Great God, I recently took over a project or platform created by others, which is used to monitor various services of the company (mainly some QPS,5xx, delay and other indicators of http interface) and generate reports. The index data is stored in mongodb, actually called tokumx (I am not sure whether it is optimized for mongodb at present). I feel a little strange about his deployment plan. I would like to take it out and have a look at it with the great gods and say the optimization plan.
The current deployment is that there are two IDC’s in the north and three IDC’s in the south.North and South Deploy an Independent mongodb Replica ClusterOne side is one master, one secondary and one arbitration. Guangzhou Fangji is a full-scale data center (Beijing only stores the latest). What is incredible is that the synchronization of the data on both sides does not rely on mongodb synchronization mechanism (because it is not a cross-machine room replica cluster), but Beijing’s code explicitly calls the interface to write the data to Guangzhou after writing. It seems that this problem is not big either. The big problem is that this replica set in Guangzhou is used as a full-volume data center (all business queries are here and only the master is checked, and the replica is not opened for reading), resulting in extremely high load and extremely high write-in of disk IO. The rhythm of dying at any time.
This service monitoring data delay is not allowed to exceed 1 minute, because monitoring is reported on a minute-by-minute basis. So I guess they only allowed to check master for this reason, but I checked the delay situation, which is very good and there is almost no delay.
So: I want to thoroughly optimize this thing, great gods, what should the plan be?
First of all, TokuMX is not MongoDB’s product. It was originally an independent branch of open source code based on MongoDB 2.4, maintained by TokuMX team (now acquired by Percona). However, the application of TokuMX is not very extensive (it is not intended to belittle peers), and personal understanding of it is limited. From the initial version to the latest (last year? ) TokuMX didn’t do much during Percona’s acquisition, but there was a new version based on MongoDB Storage API after the acquisition. Therefore, first find out which version you are using and upgrade it if necessary to avoid some basic bugs.
Then from MongoDB’s point of view, the above scene is a typical multi-center written, one-center read Geo Distributed MongoDB cluster. There are too many related contents that cannot be clearly explained here. The general principle is to put one slice in each center, and these slices are respectively copied to the centralized data center through a copy set, so that your Guangzhou computer room will have a full amount of data to query. The whole process is based on MongoDB’s own operating mechanism without using programs and interface calls. Details of this architecture are in MongoDB’s white paper:MongoDB Multi Datacenter DeploymentsThere is a detailed explanation in, suggest reading.
Finally, I would like to talk about the problem of high IO. According to the previous description, the data of multiple data centers are finally concentrated in Guangzhou, so its pressure is naturally the sum of Beijing and Guangzhou, and it is normal for it to be relatively high. As to whether it is too high to affect the performance, the above description does not provide any relevant indicators, so it cannot be judged. The usual step should be to optimize the query and write first. If the pressure still cannot meet the demand, consider fragmentation. Although it is inappropriate to copy data from other data centers to Guangzhou by program, it is not unacceptable. And a fait accompli, it has no obvious defects or optimization. If you are not so sensitive to the timeliness of the data, you can consider opening the copy for reading, but you should be aware of the excessive total pressure. If the pressure of each node exceeds 66.67%, you will lose high availability, that is, other nodes will crash together after losing one node.
Add: On the issue of pressure, because I don’t know how I got the IO on the graph, and I don’t know if it is what I understand. If it is MongoDB, I will use it
mongotopTake a look at the time spent reading and writing examples to determine whether the reading pressure is high or the writing pressure is high. If it is a Linux system, you can have a look.

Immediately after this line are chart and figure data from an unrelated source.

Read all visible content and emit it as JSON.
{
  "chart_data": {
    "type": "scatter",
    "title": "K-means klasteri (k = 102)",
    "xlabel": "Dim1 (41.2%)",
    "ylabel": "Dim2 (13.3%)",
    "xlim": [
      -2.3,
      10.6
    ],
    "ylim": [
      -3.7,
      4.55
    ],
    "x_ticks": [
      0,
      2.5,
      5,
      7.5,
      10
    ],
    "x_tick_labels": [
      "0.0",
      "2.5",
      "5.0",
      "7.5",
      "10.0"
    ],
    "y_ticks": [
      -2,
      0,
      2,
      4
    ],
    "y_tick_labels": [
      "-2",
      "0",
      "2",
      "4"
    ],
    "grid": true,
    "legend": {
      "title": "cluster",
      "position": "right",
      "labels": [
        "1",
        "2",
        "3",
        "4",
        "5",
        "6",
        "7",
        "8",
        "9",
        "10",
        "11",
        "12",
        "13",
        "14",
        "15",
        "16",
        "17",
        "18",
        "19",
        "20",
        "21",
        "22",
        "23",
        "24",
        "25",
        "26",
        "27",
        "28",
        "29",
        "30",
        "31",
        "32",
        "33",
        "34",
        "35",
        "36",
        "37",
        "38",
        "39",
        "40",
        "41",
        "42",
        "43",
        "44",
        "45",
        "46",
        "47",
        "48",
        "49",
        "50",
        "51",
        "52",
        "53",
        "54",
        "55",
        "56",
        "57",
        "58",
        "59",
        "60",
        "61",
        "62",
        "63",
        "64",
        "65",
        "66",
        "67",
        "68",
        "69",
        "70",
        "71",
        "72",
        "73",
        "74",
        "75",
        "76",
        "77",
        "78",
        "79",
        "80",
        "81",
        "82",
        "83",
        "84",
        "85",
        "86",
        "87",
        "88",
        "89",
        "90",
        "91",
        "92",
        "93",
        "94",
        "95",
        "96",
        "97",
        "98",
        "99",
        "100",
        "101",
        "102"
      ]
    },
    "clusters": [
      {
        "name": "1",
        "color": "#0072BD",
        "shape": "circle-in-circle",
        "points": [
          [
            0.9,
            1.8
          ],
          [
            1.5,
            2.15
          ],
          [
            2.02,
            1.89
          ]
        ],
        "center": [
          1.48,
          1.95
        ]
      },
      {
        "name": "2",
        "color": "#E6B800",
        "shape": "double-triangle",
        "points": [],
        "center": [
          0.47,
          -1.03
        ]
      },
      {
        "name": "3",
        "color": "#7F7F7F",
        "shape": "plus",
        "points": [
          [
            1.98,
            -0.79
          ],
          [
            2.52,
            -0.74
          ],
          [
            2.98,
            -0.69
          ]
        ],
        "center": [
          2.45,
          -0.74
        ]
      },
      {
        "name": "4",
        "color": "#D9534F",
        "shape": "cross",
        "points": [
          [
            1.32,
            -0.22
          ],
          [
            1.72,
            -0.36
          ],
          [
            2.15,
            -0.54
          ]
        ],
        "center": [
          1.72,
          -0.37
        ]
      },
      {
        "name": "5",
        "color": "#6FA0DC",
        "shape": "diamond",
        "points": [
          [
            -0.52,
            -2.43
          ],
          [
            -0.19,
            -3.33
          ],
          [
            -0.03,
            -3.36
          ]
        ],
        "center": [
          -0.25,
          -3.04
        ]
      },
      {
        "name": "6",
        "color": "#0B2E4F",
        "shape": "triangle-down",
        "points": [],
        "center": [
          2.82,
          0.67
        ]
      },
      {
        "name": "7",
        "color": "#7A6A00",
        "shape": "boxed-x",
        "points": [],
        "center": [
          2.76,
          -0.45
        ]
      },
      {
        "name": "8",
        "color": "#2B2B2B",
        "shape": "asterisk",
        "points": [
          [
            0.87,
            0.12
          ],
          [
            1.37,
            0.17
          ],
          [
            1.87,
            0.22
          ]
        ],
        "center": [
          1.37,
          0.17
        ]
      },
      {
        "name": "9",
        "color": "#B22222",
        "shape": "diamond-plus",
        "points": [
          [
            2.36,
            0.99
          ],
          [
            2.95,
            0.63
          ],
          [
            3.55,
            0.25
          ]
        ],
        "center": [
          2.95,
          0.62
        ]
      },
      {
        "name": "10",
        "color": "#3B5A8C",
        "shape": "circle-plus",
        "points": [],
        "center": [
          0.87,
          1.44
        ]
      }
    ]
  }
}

iowaitDetermine how high the reading and writing pressure is before making any judgment. For MongoDB, if it takes more time to write it, plus
iowaitBig, that bottleneck is writing IO, there may not be much that can be done. If it is the CPU pressure caused by lack of index, it should be reading IO. In this case, it will be meaningful for you to optimize the index. Of course, I am looking at TokuMX now, and I can’t draw any conclusion about the situation.
Assuming that it is indeed a pressure problem caused by lack of indexes, it is necessary to build indexes. The safest and fastest way to build an index is as mentioned to you in the previous question. Remove each node (first from the back ruler) to build an index and add it back. The index will be built one by one in this way. The collection of 30G is not too big, so there is no problem in indexing. However, it is strongly recommended to use the above method of indexing one by one in a cluster under heavy pressure. Indexing will not only bring CPU pressure, but more importantly, it will traverse the entire set, destroying the hot data in your memory, and at the same time, it will greatly increase the disk IO. This cannot guarantee that adding indexes will not affect the online operation if the load is below 70%.